Callaway County Fair under new leadership

After vote of ‘no confidence,’ Fulton Jaycees elect not to renew lease with fair board; club to takeover organizing event

The Fulton Jaycees has announced it will be taking over planning of the county fair next year.

The Jaycees, which owns the fairgrounds where the 60-year-old event has taken place for the past 37 years, sent the Fulton Sun a letter stating that the organization has elected not to renew its annual lease with the Callaway County Fair Board after a unanimous vote of “no confidence.”

“The Fulton Jaycees will be assuming this responsibility by developing committees within the Fulton Jaycee chapter to plan and host The Fulton Jaycees Callaway County Fair in 2015,” the letter states, making note that the Jaycees were the original organizers of the Kingdom of Callaway County Fair before the fair board split off in 1978. “After talking with the public at the 2014 Kingdom of Callaway County Fair we have had to make this hard decision. We, as the Fulton Jaycees, do not wish the 60-year tradition of the Kingdom of Callaway County Fair to suffer further due to an unfortunate recent history of mismanagement.”

According to the letter, the Fulton Jaycees Callaway County Fair will be held July 20-25, 2015.

The fair board issued the following statement when called about the split: “The Kingdom of Callaway County Fair Board will have a press release in the future, but at this time we feel it is too soon in the process to make a formal statement.”

Ashton Meyer, Fulton Jaycees vice president, told the Fulton Sun that the decision to cut ties with the Kingdom of Callaway County Fair Board and take over was not personal.

“We don’t want people to think we’re attacking the fair board; we’re not,” Meyer said. “This isn’t a personal decision, it was a business decision. The fair was at stake, and we had to step in.”

She said the final decision was made after this year’s fair “when the community came to us and said, ‘We don’t like how it’s being done.’”

“What was brought to us the most was people really want to see the kids back,” Meyer said. “We’re going to work with the FFA clubs and 4-H to do an open class.

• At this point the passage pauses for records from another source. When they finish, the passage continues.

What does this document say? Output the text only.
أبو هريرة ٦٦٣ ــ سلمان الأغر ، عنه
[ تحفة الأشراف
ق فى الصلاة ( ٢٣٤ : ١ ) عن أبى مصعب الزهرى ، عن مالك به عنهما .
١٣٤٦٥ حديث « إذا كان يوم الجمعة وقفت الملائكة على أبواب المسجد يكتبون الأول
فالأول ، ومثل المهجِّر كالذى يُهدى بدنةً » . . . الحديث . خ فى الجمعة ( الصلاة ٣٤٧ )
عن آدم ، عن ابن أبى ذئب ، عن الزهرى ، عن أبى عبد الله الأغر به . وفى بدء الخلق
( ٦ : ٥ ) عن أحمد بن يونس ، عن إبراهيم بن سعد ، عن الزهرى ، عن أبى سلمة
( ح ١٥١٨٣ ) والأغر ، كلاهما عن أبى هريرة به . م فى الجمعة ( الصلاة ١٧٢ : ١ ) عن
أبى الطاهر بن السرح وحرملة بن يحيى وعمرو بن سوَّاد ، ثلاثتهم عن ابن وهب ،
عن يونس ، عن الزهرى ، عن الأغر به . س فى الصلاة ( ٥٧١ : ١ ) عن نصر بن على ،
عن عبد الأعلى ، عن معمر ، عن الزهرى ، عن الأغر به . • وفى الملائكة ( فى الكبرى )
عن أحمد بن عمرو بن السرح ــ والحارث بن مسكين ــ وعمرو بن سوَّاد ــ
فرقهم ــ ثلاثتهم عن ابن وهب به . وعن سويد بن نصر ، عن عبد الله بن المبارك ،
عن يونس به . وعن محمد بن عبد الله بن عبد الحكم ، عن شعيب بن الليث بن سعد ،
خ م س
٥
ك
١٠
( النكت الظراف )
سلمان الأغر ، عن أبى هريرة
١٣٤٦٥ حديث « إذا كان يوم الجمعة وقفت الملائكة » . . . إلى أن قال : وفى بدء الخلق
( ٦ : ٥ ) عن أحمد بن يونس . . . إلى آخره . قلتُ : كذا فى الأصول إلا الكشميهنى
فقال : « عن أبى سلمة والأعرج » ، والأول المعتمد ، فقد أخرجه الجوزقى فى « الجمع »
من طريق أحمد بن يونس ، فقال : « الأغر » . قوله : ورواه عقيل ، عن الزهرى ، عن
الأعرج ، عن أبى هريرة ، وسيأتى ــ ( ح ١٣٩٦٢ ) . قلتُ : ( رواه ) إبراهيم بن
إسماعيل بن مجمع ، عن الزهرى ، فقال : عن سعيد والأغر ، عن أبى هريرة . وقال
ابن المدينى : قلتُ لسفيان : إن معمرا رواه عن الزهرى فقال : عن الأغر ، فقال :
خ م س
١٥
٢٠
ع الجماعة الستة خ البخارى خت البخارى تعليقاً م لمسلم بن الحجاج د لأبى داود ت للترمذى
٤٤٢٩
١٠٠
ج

We really want to get that back — without it you rely on vendors and outside events to keep running, and if you can’t manage that properly, it’s not going to work.”

Rift with youth organizations

Asked directly if the split between the fair board and county 4-H/FFA leaders, which led to the creation of the Callaway Youth Expo last year was the reason for the Jaycees taking the county fair out of the fair board’s hands, Meyer said “it was certainly something that raised eyebrows.”

“As an initial event, that opened the community’s eyes — there was obviously something wrong there,” Meyer said. “Our goal is to smooth those issues over.”

Asked if the Jaycee’s intent is to have the youth expo incorporated back into the fair, she said “we’d love to be able to do it all.”

“By do it all, I mean they come back and do what they do best,” Meyer said. “We want them to feel like they have a home at the fair again.”

The letter states the Jaycees have been in contact with individuals to help organize an open class at the fair “and would very much like to see the local FFAs make our fair their home, as well.”

Leaders of the Callaway Youth Expo, contacted to ask whether they would be amenable to such a return, said they have not been approached by the Jaycees and therefore could not comment at this time.

Financial struggles

Meyer said attendance and vendor issues also played a role in the Jaycees’ decision.

“The attendance rates with the events changing and the issues with vendors were going down,” she said. “Vendors were telling us they weren’t going to come back, attendance dropped off significantly each year for the past several years, and it was obvious that was going to continue to decline.”

With the revenues from each year’s fair used to put on the following year’s event, Meyer pointed out the county fair was in big trouble.

Meyer said the Jaycees also received complaints from vendors about breach of contract issues, but said as a third party to those contracts, the Jaycees could not comment exactly what those issues were.

“When it potentially became a legal issue, it was time something was done,” she said.

Community input

According to the letter, the Jaycees “value what the community has to say so we can improve our organization. This year we have heard the community loud and clear so be prepared for big changes in 2015.”

Meyer echoed that statement, adding that the Jaycees is open to help and suggestions from the community as it works to re-invent the 2015 fair.

“Rebuild is the key word here; we’re starting from the ground up. We’re trying to establish new relationships and repair relationships with people separated from the fair,” Meyer said, noting the organization is trying to keep the event “as local as possible” in terms of vendors and events.

“What we really need at this point is to hear from the community what they want, things they would like to see out there. We want the public to feel like they have a say in what happens,” she said. “Anything they want to see at their fair, contact us. We really want them to feel like part of it.”

Anyone with questions, comments or who wishes to volunteer for or sponsor the 2015 fair can contact the Fulton Jaycees at fultonjaycees@gmail.com or P.O. Box 615, Fulton, Mo., 65251.

Correction, posted Aug. 26, 2014: The original version of this article contained an error. The county fair has been in existence for 60 years, but has only been held at the Jaycees’ fair grounds for 37 years as of the 2014 fair. The above text has since been amended to reflect the correct numbers.